Saturday, September 22, 2012


New strategies needed to combat disease in developing countries

So-called lifestyle diseases are gaining ground with epidemic speed in low-income countries. The traditional health focus in these countries has been to combat communicable diseases such as malaria, HIV and tuberculosis. However, research from the University of Copenhagen suggests that dividing campaigns into combating either non-communicable or communicable diseases is ineffective and expensive. A new article by Danish scientists published in the well-reputed journal Science provides an overview.

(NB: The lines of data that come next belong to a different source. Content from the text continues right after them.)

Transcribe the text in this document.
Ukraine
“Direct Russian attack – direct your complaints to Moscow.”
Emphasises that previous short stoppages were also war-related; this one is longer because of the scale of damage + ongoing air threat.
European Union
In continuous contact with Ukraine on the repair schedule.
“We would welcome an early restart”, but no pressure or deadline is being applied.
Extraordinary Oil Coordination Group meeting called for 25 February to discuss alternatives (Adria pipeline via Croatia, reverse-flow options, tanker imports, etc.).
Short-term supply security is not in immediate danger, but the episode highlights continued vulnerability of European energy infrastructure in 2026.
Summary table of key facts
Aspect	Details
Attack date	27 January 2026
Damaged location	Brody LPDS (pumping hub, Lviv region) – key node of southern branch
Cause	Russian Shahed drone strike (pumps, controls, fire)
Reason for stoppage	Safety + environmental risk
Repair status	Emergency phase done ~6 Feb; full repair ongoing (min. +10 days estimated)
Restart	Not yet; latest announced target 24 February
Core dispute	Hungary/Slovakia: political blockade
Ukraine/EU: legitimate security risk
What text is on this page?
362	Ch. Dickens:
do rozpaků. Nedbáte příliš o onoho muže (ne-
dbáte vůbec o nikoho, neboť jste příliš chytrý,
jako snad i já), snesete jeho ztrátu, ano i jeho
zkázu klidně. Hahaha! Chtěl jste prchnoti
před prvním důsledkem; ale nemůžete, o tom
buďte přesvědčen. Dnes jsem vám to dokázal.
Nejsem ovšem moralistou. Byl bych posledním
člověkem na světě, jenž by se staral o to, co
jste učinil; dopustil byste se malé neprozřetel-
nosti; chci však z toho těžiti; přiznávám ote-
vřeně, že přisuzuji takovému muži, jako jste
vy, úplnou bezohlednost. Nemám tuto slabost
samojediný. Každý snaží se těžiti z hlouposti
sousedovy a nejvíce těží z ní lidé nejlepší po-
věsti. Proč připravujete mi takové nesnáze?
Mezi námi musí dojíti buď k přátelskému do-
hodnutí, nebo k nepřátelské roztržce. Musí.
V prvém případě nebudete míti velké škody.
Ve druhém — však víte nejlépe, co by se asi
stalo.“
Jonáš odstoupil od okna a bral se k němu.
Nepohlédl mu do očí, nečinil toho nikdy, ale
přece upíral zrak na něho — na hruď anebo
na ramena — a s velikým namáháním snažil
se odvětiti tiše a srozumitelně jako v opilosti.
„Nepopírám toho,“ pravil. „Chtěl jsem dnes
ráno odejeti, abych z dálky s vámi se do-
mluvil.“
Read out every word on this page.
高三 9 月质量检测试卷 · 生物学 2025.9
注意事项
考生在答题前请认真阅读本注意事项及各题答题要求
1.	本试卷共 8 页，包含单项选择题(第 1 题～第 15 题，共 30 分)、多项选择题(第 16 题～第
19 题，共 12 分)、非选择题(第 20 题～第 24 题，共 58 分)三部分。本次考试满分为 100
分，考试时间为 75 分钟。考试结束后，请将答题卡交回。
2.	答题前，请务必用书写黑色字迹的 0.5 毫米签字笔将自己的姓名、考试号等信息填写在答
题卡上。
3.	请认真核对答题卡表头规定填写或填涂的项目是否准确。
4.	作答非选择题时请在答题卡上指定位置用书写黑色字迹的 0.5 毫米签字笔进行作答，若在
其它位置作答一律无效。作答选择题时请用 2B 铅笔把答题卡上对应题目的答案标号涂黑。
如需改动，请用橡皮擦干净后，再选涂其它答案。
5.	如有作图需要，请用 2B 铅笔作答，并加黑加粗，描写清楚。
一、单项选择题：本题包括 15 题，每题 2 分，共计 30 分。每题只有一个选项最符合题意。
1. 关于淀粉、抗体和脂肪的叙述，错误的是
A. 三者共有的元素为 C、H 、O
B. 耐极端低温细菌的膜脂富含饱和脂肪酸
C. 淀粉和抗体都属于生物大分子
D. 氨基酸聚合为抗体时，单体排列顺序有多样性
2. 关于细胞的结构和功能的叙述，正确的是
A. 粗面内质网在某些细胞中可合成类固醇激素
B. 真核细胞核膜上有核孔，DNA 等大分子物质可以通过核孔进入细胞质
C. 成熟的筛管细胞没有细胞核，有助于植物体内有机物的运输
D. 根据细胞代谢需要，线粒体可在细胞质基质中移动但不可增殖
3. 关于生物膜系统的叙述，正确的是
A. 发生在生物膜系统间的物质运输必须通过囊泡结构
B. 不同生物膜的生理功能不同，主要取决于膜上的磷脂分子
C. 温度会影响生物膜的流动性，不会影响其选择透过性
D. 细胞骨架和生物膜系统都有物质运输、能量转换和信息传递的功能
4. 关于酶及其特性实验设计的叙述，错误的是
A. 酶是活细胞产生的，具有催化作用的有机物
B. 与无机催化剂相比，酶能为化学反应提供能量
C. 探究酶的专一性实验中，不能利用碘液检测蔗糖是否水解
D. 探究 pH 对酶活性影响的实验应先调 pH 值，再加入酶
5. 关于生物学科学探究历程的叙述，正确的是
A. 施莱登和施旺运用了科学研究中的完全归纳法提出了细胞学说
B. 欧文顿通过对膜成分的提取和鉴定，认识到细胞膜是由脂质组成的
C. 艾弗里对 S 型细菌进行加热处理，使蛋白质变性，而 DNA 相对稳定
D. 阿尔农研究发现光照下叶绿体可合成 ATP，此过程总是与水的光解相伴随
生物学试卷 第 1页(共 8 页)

22 sept 2012--A prognosis from WHO in 2002 indicates that by 2030, we can expect the relationship between non-communicable and communicable diseases to have shifted so that non-communicable diseases are the most common cause of death in the world's poorest countries. The shift is anticipated due to longer lifespan as well as increased urbanisation in low-income countries:
"This development means that 57% of the world's deaths in 2030 will be due to the major non-communicable killers we know from the developed world: cardiovascular diseases, chronic lung diseases, diabetes and many types of cancer," explains Professor Ib Bygbjergfrom the Department of International Health, Immunology and Microbiology at the University of Copenhagen. In an article recently published in the well-reputed journal Science, he explains the need for new strategies to combat disease globally.
Ignoring new research
In 2011 the UN member countries drew up a political declaration on the prevention and control of non-communicable diseases. And even though it was a large step forward for the UN to put non-communicable disease on the agenda, the situation is still problematic, according to Professor Bygbjerg:
"The declaration continued an unfortunate tradition of dividing campaigns into communicable and non-communicable diseases. This practice ignores many new research results showing, among other things, that many types of cancer are caused by viral infections, while communicable diseases such as tuberculosis, for example, can only be fought effectively by also looking at tobacco and alcohol consumption," states Ib Bygbjerg.
In the article published in Science, Professor Bygbjerg gives several examples of the necessity of having a joint campaign against communicable and non-communicable diseases. The simplest example is probably that since we know that diabetes increases the risk of tuberculosis – just as tuberculosis can bring on or exacerbate diabetes – why do we try to combat them separately?
"Naturally the main idea is that since we know that patients often suffer from several diseases, and that various diseases and their treatments influence each other, it is pointless to continue to develop large health programmes that only focus on fighting one single disease," continues Ib Bygbjerg.
Integrated health programmes are the key
We can kill several birds with one stone by focusing on known common risk factors, such as poor nutrition, and developing strategies that integrate efforts to combat diabetes and tuberculosis, for example.
Stimulated by Danish support, China, India and other countries with major diabetes and tuberculosis problems have begun developing integrated health programmes with double-screening for these diseases. However, in many other cases, structural problems have prevented this type of integration.
"Researchers, healthcare workers and politicians are often forced to meet short-term results contracts as part of 'new public management'. This practice can easily turn efforts to deal with current and impending health problems into a battlefield over money needed to combat one disease or another, instead of addressing the actual double burden of communicable and non-communicable disease that will be borne by the large populations in developing countries, now and in future," concludes Professor Ib Bygbjerg.